In a gesture to public sentiment as well as the sensitivities of moderate members of the rank and file, Democrats and Obama sought to focus public attention on the deficit reduction they said would result from the revised legislation. The Congressional Budget office put the 10-year savings at $138 billion, but Democratic leaders said that would be dwarfed by a projected $1.2 trillion in the following decade.
But Republicans countered quickly, pointing out that the revisions raised the levels of planned Medicare cuts and would mean higher taxes, as well.
"The Senate bill that Speaker Pelosi said Democrats are so afraid to take a vote on cut Medicare by $465 billion. This latest bill increases those cuts by about $60 billion more," said the Senate Republican leader, Sen. Mitch McConnell of Kentucky.
"How about taxes? The Senate bill that Democrats are so afraid to take a vote on raises taxes by $494 billion. This bill increases those tax hikes by at least $150 billion."
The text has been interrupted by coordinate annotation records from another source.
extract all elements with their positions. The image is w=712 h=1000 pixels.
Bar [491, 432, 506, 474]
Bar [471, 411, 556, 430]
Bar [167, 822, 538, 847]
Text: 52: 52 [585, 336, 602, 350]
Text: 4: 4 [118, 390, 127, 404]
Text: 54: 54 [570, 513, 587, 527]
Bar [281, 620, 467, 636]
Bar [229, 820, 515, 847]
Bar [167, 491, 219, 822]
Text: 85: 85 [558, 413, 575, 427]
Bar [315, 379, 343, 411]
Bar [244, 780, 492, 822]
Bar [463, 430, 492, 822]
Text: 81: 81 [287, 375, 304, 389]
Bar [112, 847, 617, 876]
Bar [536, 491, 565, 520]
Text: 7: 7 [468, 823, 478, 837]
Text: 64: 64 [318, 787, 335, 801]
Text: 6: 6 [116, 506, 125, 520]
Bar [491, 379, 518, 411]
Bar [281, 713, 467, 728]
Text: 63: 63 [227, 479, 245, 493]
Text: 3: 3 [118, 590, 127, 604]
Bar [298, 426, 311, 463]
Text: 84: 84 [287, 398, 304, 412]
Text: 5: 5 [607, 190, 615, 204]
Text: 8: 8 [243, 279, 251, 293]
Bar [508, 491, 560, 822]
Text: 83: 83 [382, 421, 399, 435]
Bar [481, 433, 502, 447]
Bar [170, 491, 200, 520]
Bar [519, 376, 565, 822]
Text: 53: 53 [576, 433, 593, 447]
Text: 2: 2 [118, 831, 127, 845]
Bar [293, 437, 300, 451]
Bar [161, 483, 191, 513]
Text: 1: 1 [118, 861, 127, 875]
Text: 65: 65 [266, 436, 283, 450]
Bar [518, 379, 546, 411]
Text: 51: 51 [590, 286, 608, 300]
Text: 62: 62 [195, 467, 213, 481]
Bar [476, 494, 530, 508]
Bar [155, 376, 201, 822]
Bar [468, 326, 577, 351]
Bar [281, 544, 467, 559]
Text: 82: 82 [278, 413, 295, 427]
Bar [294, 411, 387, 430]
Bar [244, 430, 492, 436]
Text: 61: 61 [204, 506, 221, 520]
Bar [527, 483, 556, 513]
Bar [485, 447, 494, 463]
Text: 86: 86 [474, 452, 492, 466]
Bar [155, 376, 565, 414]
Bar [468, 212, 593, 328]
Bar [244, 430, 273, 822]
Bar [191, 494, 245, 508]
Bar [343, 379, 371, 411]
The package of changes released during the day involves the second of two bills that Obama hopes lawmakers will send him in coming days.
The first, at more than 2,700 pages, cleared the Senate late last year but went no further because House Democrats demanded significant changes — the very types of revisions now incorporated into the fix-it measure.
Sparking outrage by Republicans, Pelosi and other House Democratic leaders are likely to try and pass both bills with a single vote in hopes of avoiding a stand-alone roll call on the unpopular Senate measure.
Passage in the House would send the first bill to the president for his signature, and the other measure to the Senate for a final vote expected by the end of next week. Over GOP objections, it will take place under rules that bar a filibuster, meaning Democrats will not be required to post a 60-vote majority.
Republicans said during the day they would challenge select provisions of the measure by claiming they were not eligible to be included in a measure considered under non-filibuster rules.